03 Marzo 2020
TU Wien, Austria
Departamento de Sistemas de Aprendizaje
Marko Djukanovic

The Longest Common Subsequence (LCS) problem aims at finding a longest string that is a subsequence of each string from a given set of input strings. This problem has applications, in particular, in the context of bioinformatics, where strings represent DNA or protein sequences. Existing approaches include numerous heuristics, but only a few exact approaches, limited to rather small problem instances. Adopting various aspects from leading heuristics for the LCS, we first propose an exact A* search approach, which performs well in comparison to earlier exact approaches in the context of small instances.
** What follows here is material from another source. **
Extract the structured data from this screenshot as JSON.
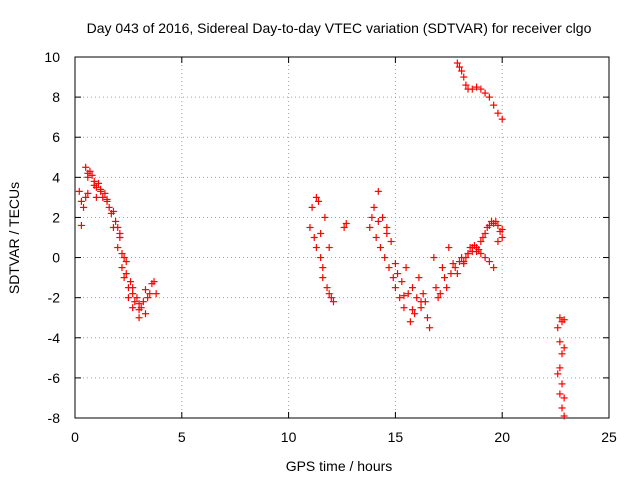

On the basis of A* search we then develop two hybrid A* –based algorithms in which classical A* iterations are alternated with beam search and anytime column search, respectively. A key feature to guide the heuristic search in these approaches is the usage of an approximate expected length calculation for the LCS of uniform random strings. Even for large problem instances these anytime A* variants yield reasonable solutions early during the search and improve on them over time. Moreover, they terminate with proven optimality if enough time and memory is given. Our algorithms are able to obtain new best results for 82 out of 117 instance groups from the literature. Moreover, in most cases they also provide significantly smaller optimality gaps than other anytime algorithms.